Хаями приходил в поместье каждый вечер, как на дежурство. Капитаны по обыкновению пили чай и неторопливо беседовали, как о делах тринадцати отрядов, так и на отвлеченные темы. Странной болезни, поразившей Кучики, они коснулись всего однажды.
– Слушай, – вполголоса, словно их могли подслушать, заговорил Хаями. – Мне тут Ренджи по секрету рассказывал, что у тебя такое уже было однажды. Что ты утратил контроль над занпакто, потому что он оказался подменен другим. Но потом ты справился с этим*.
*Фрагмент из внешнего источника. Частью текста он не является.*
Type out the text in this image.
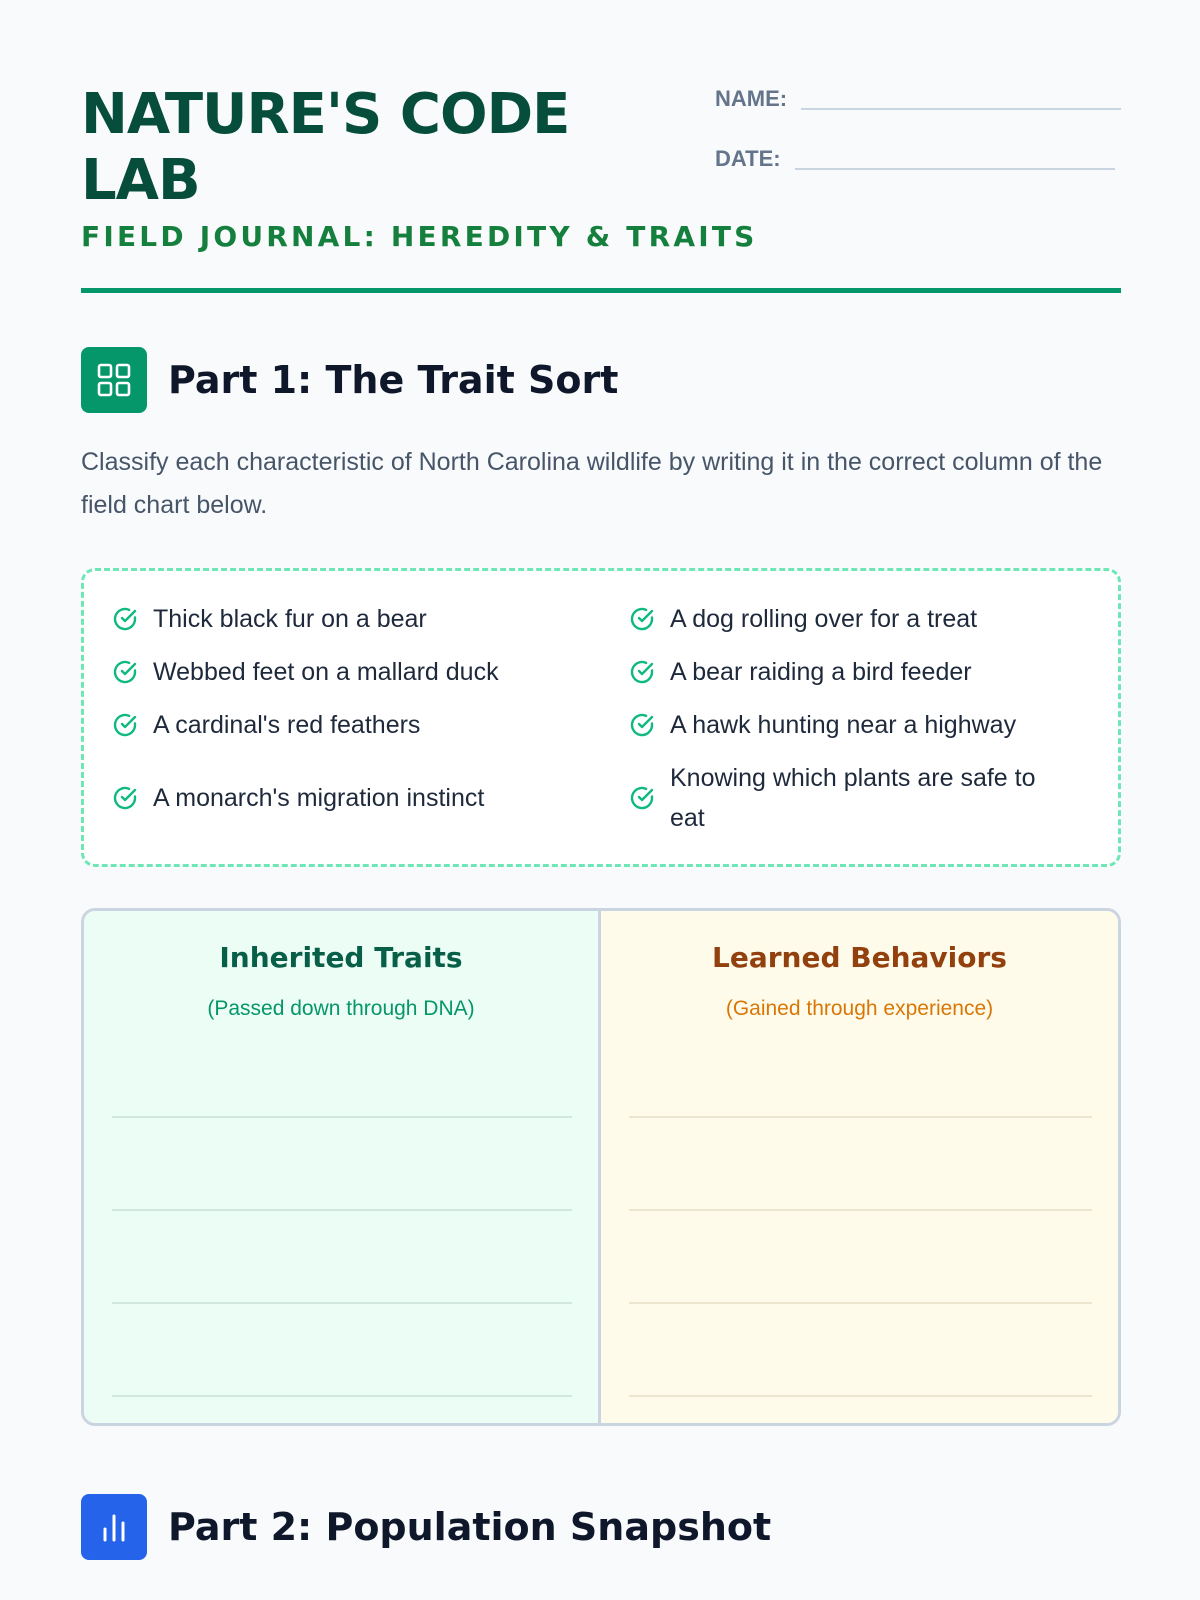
NATURE'S CODE LAB
FIELD JOURNAL: HEREDITY & TRAITS
NAME:
DATE:
Part 1: The Trait Sort

Classify each characteristic of North Carolina wildlife by writing it in the correct column of the field chart below.

Thick black fur on a bear
Webbed feet on a mallard duck
A cardinal's red feathers
A monarch's migration instinct
A dog rolling over for a treat
A bear raiding a bird feeder
A hawk hunting near a highway
Knowing which plants are safe to eat
Inherited Traits
(Passed down through DNA)
Learned Behaviors
(Gained through experience)
Part 2: Population Snapshot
– Здесь совсем другая ситуация, – покачал головой Бьякуя. – Тогда мне казалось, что я ломлюсь в закрытую дверь. Я не мог поговорить со своим занпакто, будто пытался сделать это в первый раз. Теперь же дверь открыта… но за ней ничего нет.
– Бредовая какая-то ситуация, – Хаями недоуменно пожал плечами. – Не могу себе этого представить. Но ты, похоже, уникум, – он усмехнулся. – Говорят, Куроцучи до сих пор роется в архивах в надежде найти хоть один похожий случай, но безрезультатно.
Визиты Хаями здорово поддерживали Бьякую. Это был единственный человек, которому было по-настоящему все равно. Если бы Кучики вдруг решил сдаться, он очень скоро стал бы никому не нужен. Нет, Бьякуя был уверен, что от него не отвернулись бы сразу, только лишь потому, что он перестал быть кому-то полезен. Рукия, например, регулярно находила бы время, чтобы побеседовать с братом, может, даже Ренджи заглядывал бы иногда, просто из вежливости. Но чем дальше, тем реже это бы происходило. Сфера их интересов лежит на территории тринадцати отрядов, и он, переставший быть частью Готэй, просто выпал бы из зоны их внимания. И все, которые теперь так рвались ему помогать или же сами просили о помощи, со временем забыли бы о существовании Кучики Бьякуи.
Совсем не то с Хаями. Он приходит сюда каждый день вовсе не потому, что считает себя обязанным это делать, а только лишь потому, что ему этого хочется. Он общается с Кучики не оттого, что им случилось стать коллегами, а просто потому, что тот его интересует, как личность. И ему совершенно наплевать, какой там у Бьякуи ранг, и какова его сила. Бьякуя был уверен, что окажись они вдруг оба подзаборными руконгайскими бродягами, их отношения бы не изменились. И даже если все позабудут капитана Кучики, Хаями все равно будет приходить в его дом, чтобы поговорить на множество интересных обоим тем.